It is that very contradiction — the absurd married with the tragic — that makes The Good Lord Bird brilliant, though. No character better embodies this dichotomy than Hawke's John Brown. As the story's Holy Fool (Herman Melville thought he was "weird"), the preacher vacillates between spittle-flecked rages demanding the emancipation of every enslaved person in the nation, and a quiet, childlike naiveté ("it doesn't bother me giving you my special thing," he tells Onion in the first episode, obviously bothered). At other moments, Hawke plays the part with an almost Jack Sparrow-like swagger, muttering to himself as if he's off in his own reality. But for all the comic relief — and there is plenty, The Big Lebowski's Jeff Bridges had even briefly been considered for the part — John Brown is at his core a complicated and tragic figure. The Good Lord Bird does not shy away from his unimaginable violence and bloodshed, nor his emotional burden. "Grief. That is my wealth. Grief," he tells Onion, after describing the deaths of nine of his children, though Hawke's tired, disheveled Brown carries the weight of that loss in every moment he's onscreen. And lest we forget our history, the series begins with the reminder that it is telling a story that will end with Brown's martyring, when he is hanged for treason.
There is an important distinction between humor and cartoonishness, and The Good Lord Bird navigates it well. The latter results from not having a deep enough understanding of one's characters and subject; the former, humor, is the opposite, a result of seeing, clear-eyed, that there is no other option for coping. In that regard, The Good Lord Bird does not hesitate to peer soberly into America's heart: a mass hanging in the second episode, set to Nina Simone's "I Shall Be Released," is especially upsetting. And though the passage of time has allowed for Brown's preachings of slavery as America's greatest sin to prove to be correct, there is a reminder, too, of how religion was twisted by pro-slavery forces to justify the practice. "If we whites are wrong," a different preacher prays at one point, "please forgive us."
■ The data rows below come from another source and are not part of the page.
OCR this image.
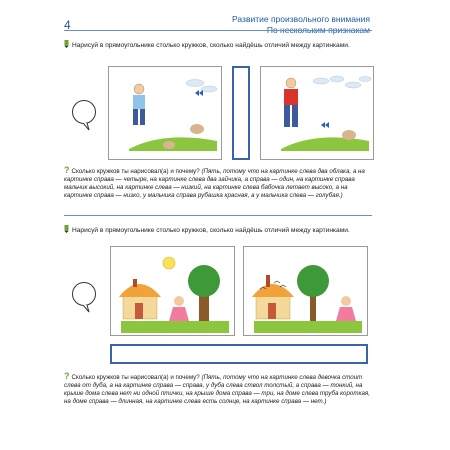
4	Развитие произвольного внимания
По нескольким признакам
Нарисуй в прямоугольнике столько кружков, сколько найдёшь отличий между картинками.
? Сколько кружков ты нарисовал(а) и почему? (Пять, потому что на картинке слева два облака, а на картинке справа — четыре, на картинке слева два зайчика, а справа — один, на картинке справа мальчик высокий, на картинке слева — низкий, на картинке слева бабочка летает высоко, а на картинке справа — низко, у мальчика справа рубашка красная, а у мальчика слева — голубая.)
Нарисуй в прямоугольнике столько кружков, сколько найдёшь отличий между картинками.
? Сколько кружков ты нарисовал(а) и почему? (Пять, потому что на картинке слева девочка стоит слева от дуба, а на картинке справа — справа, у дуба слева ствол толстый, а справа — тонкий, на крыше дома слева нет ни одной птички, на крыше дома справа — три, на доме слева труба короткая, на доме справа — длинная, на картинке слева есть солнце, на картинке справа — нет.)
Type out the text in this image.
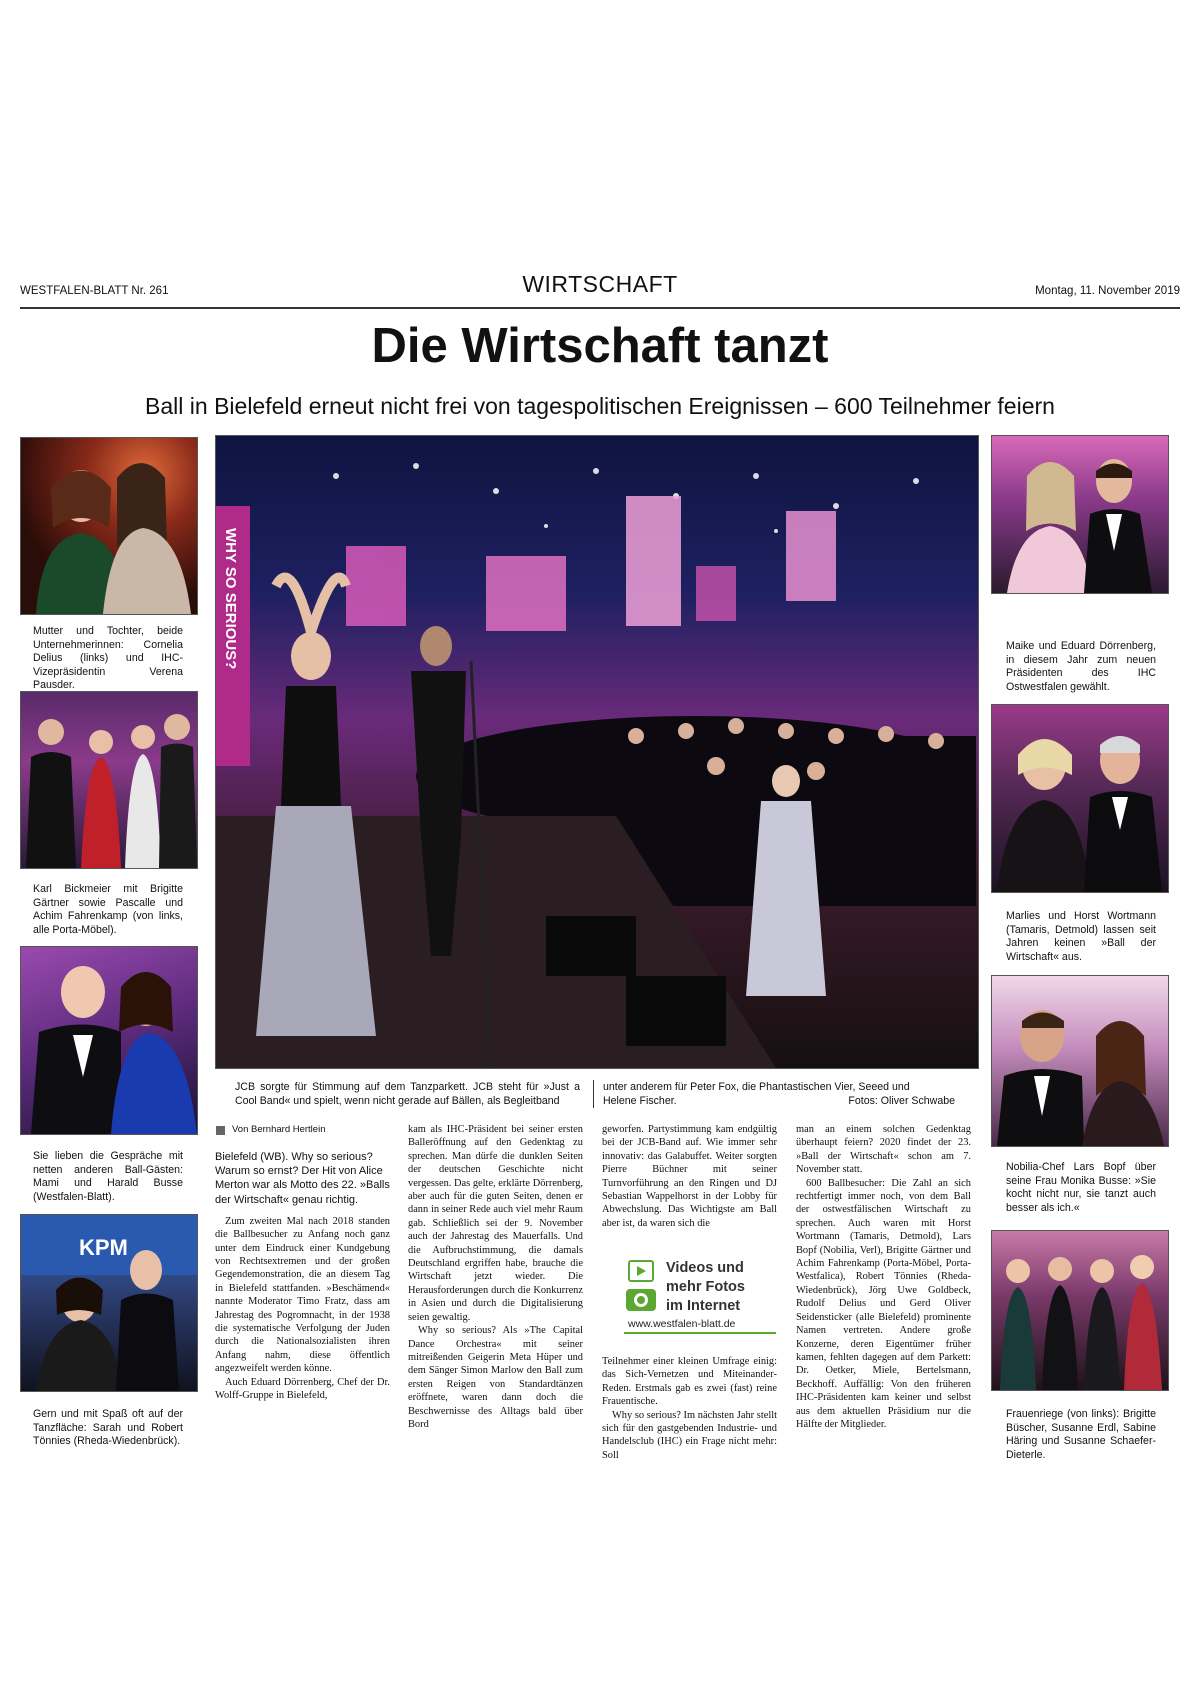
WESTFALEN-BLATT Nr. 261	WIRTSCHAFT	Montag, 11. November 2019
Die Wirtschaft tanzt
Ball in Bielefeld erneut nicht frei von tagespolitischen Ereignissen – 600 Teilnehmer feiern
Mutter und Tochter, beide Unternehmerinnen: Cornelia Delius (links) und IHC-Vizepräsidentin Verena Pausder.
Karl Bickmeier mit Brigitte Gärtner sowie Pascalle und Achim Fahrenkamp (von links, alle Porta-Möbel).
Sie lieben die Gespräche mit netten anderen Ball-Gästen: Mami und Harald Busse (Westfalen-Blatt).
KPM
Gern und mit Spaß oft auf der Tanzfläche: Sarah und Robert Tönnies (Rheda-Wiedenbrück).
WHY SO SERIOUS?
JCB sorgte für Stimmung auf dem Tanzparkett. JCB steht für »Just a Cool Band« und spielt, wenn nicht gerade auf Bällen, als Begleitband
unter anderem für Peter Fox, die Phantastischen Vier, Seeed und Helene Fischer.	Fotos: Oliver Schwabe
Maike und Eduard Dörrenberg, in diesem Jahr zum neuen Präsidenten des IHC Ostwestfalen gewählt.
Marlies und Horst Wortmann (Tamaris, Detmold) lassen seit Jahren keinen »Ball der Wirtschaft« aus.
Nobilia-Chef Lars Bopf über seine Frau Monika Busse: »Sie kocht nicht nur, sie tanzt auch besser als ich.«
Frauenriege (von links): Brigitte Büscher, Susanne Erdl, Sabine Häring und Susanne Schaefer-Dieterle.
Von Bernhard Hertlein

Bielefeld (WB). Why so serious? Warum so ernst? Der Hit von Alice Merton war als Motto des 22. »Balls der Wirtschaft« genau richtig.

Zum zweiten Mal nach 2018 standen die Ballbesucher zu Anfang noch ganz unter dem Eindruck einer Kundgebung von Rechtsextremen und der großen Gegendemonstration, die an diesem Tag in Bielefeld stattfanden. »Beschämend« nannte Moderator Timo Fratz, dass am Jahrestag des Pogromnacht, in der 1938 die systematische Verfolgung der Juden durch die Nationalsozialisten ihren Anfang nahm, diese öffentlich angezweifelt werden könne.

Auch Eduard Dörrenberg, Chef der Dr. Wolff-Gruppe in Bielefeld,

kam als IHC-Präsident bei seiner ersten Balleröffnung auf den Gedenktag zu sprechen. Man dürfe die dunklen Seiten der deutschen Geschichte nicht vergessen. Das gelte, erklärte Dörrenberg, aber auch für die guten Seiten, denen er dann in seiner Rede auch viel mehr Raum gab. Schließlich sei der 9. November auch der Jahrestag des Mauerfalls. Und die Aufbruchstimmung, die damals Deutschland ergriffen habe, brauche die Wirtschaft jetzt wieder. Die Herausforderungen durch die Konkurrenz in Asien und durch die Digitalisierung seien gewaltig.

Why so serious? Als »The Capital Dance Orchestra« mit seiner mitreißenden Geigerin Meta Hüper und dem Sänger Simon Marlow den Ball zum ersten Reigen von Standardtänzen eröffnete, waren dann doch die Beschwernisse des Alltags bald über Bord

geworfen. Partystimmung kam endgültig bei der JCB-Band auf. Wie immer sehr innovativ: das Galabuffet. Weiter sorgten Pierre Büchner mit seiner Turnvorführung an den Ringen und DJ Sebastian Wappelhorst in der Lobby für Abwechslung. Das Wichtigste am Ball aber ist, da waren sich die

Videos und
mehr Fotos
im Internet
www.westfalen-blatt.de

Teilnehmer einer kleinen Umfrage einig: das Sich-Vernetzen und Miteinander-Reden. Erstmals gab es zwei (fast) reine Frauentische.

Why so serious? Im nächsten Jahr stellt sich für den gastgebenden Industrie- und Handelsclub (IHC) ein Frage nicht mehr: Soll

man an einem solchen Gedenktag überhaupt feiern? 2020 findet der 23. »Ball der Wirtschaft« schon am 7. November statt.

600 Ballbesucher: Die Zahl an sich rechtfertigt immer noch, von dem Ball der ostwestfälischen Wirtschaft zu sprechen. Auch waren mit Horst Wortmann (Tamaris, Detmold), Lars Bopf (Nobilia, Verl), Brigitte Gärtner und Achim Fahrenkamp (Porta-Möbel, Porta-Westfalica), Robert Tönnies (Rheda-Wiedenbrück), Jörg Uwe Goldbeck, Rudolf Delius und Gerd Oliver Seidensticker (alle Bielefeld) prominente Namen vertreten. Andere große Konzerne, deren Eigentümer früher kamen, fehlten dagegen auf dem Parkett: Dr. Oetker, Miele, Bertelsmann, Beckhoff. Auffällig: Von den früheren IHC-Präsidenten kam keiner und selbst aus dem aktuellen Präsidium nur die Hälfte der Mitglieder.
Both the novel and the television adaptation of The Good Lord Bird have drawn comparisons to Twain's writing, in part for their episodic narratives and the whisked-along first-person narrator, but also the memorable parade of characters who come through Onion's life along the way. A better comparison, though, would be in the way that McBride, Hawke, and Twain all weaponize humor to speak to Americans about their flawed homeland and history, using it as the sugary coat on the bitter pill of truth-telling. "If you're trying to teach people, or yell at them, you rarely change their mind," Hawke explained to The New Yorker. "Humor can really effect change — it's the greatest illuminator."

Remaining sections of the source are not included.